According to the law of demand in microeconomics, how does the quantity demanded of a good change when its price increases, other things remaining equal?

Difficulty: Easy

Correct Answer: If the price of a good increases, the quantity demanded of that good decreases

Explanation:


Introduction / Context:
The law of demand is one of the most fundamental principles in microeconomics. It describes the inverse relationship between the price of a good and the quantity demanded by consumers, assuming that all other influencing factors remain constant. Many exam questions test understanding of this definition and require learners to distinguish carefully between the terms demand and quantity demanded. This question focuses on the correct statement of how quantity demanded changes when price increases under ceteris paribus conditions.


Given Data / Assumptions:
• We are dealing with the law of demand in its standard form. • Only the price of the good changes; other factors like income and preferences remain constant. • The question is conceptual and no numerical data is given. • We must choose the correct statement among four alternatives.


Concept / Approach:
The law of demand states that, ceteris paribus, as the price of a good rises, the quantity demanded falls, and as the price falls, the quantity demanded rises. This inverse relationship is due to substitution and income effects. It is important to note that demand refers to the entire relationship between price and quantity demanded, represented by the demand curve, while quantity demanded refers to a specific point on that curve at a given price. Therefore, changes in price cause movement along the demand curve, changing quantity demanded, but not shifting the entire demand curve itself.


Step-by-Step Solution:
Step 1: Recall the core statement of the law of demand. When price increases, quantity demanded decreases, other factors remaining equal. Step 2: Focus on the phrase quantity demanded rather than demand, because a change in price moves us along the same demand curve. Step 3: Among the given options, identify which one correctly uses the term quantity demanded and describes the inverse relationship. Step 4: Option C states that if the price of a good increases, the quantity demanded of that good decreases, which matches the textbook definition. Step 5: Conclude that option C correctly expresses the law of demand in this context.


Verification / Alternative check:
You can think of a simple example with a normal everyday product such as tea. If the price of tea doubles while your income and tastes remain unchanged, you will likely buy less tea or switch partly to substitutes like coffee. This illustrates that as price rises, quantity demanded falls. Graphically, on a standard demand curve with price on the vertical axis and quantity on the horizontal axis, a movement upward along the curve corresponds to a movement leftward to a smaller quantity, confirming the inverse relationship.

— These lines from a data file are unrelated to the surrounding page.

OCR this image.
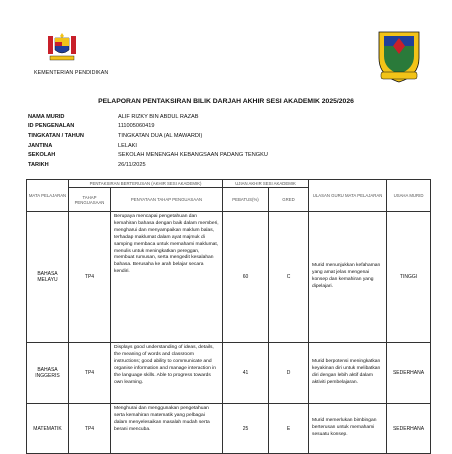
KEMENTERIAN PENDIDIKAN
PELAPORAN PENTAKSIRAN BILIK DARJAH AKHIR SESI AKADEMIK 2025/2026
NAMA MURID	ALIF RIZKY BIN ABDUL RAZAB
ID PENGENALAN	111005060419
TINGKATAN / TAHUN	TINGKATAN DUA (AL MAWARDI)
JANTINA	LELAKI
SEKOLAH	SEKOLAH MENENGAH KEBANGSAAN PADANG TENGKU
TARIKH	26/11/2025
MATA PELAJARAN	PENTAKSIRAN BERTERUSAN (AKHIR SESI AKADEMIK)		UJIAN AKHIR SESI AKADEMIK		ULASAN GURU MATA PELAJARAN	USAHA MURID
	TAHAP PENGUASAAN	PENYATAAN TAHAP PENGUASAAN	PEBATUS(%)	GRED		
BAHASA MELAYU	TP4	Berupaya mencapai pengetahuan dan kemahiran bahasa dengan baik dalam memberi, mengharui dan menyampaikan maklum balas, terhadap maklumat dalam ayat majmuk di samping membaca untuk memahami maklumat, menulis untuk meningkatkan pereggan, membuat rumusan, serta mengedit kesalahan bahasa. Berusaha ke arah belajar secara kendiri.	60	C	Murid menunjukkan kefahaman yang amat jelas mengenai konsep dan kemahiran yang dipelajari.	TINGGI
BAHASA INGGERIS	TP4	Displays good understanding of ideas, details, the meaning of words and classroom instructions; good ability to communicate and organise information and manage interaction in the language skills. Able to progress towards own learning.	41	D	Murid berpotensi meningkatkan keyakinan diri untuk melibatkan diri dengan lebih aktif dalam aktiviti pembelajaran.	SEDERHANA
MATEMATIK	TP4	Menghurai dan menggunakan pengetahuan serta kemahiran matematik yang pelbagai dalam menyelesaikan masalah mudah serta berani mencuba.	25	E	Murid memerlukan bimbingan berterusan untuk memahami sesuatu konsep.	SEDERHANA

Why Other Options Are Wrong:
Option A says that demand decreases when price increases. In standard terminology, demand refers to the whole curve and does not change due to price variation alone. Therefore this wording is imprecise and misleading for exam purposes.
Option B claims that demand increases when price increases, which contradicts the basic law of demand and would only arise in exceptional cases like Giffen goods, which are not the norm.

Option D says that quantity demanded increases when price increases, which is the opposite of the typical behaviour described by the law of demand.


Common Pitfalls:
A common error is to mix up demand with quantity demanded and write that demand rises or falls when price changes. Another pitfall is to be confused by the language if options use the word demand loosely. In competitive exams, the standard expectation is to reserve the word demand for shifts of the demand curve caused by non price factors and to use quantity demanded for movements along the curve due to price changes. Keeping this distinction clear helps select the correct statement quickly.


Final Answer:
According to the law of demand, when the price of a good increases, the quantity demanded of that good decreases, other things remaining equal.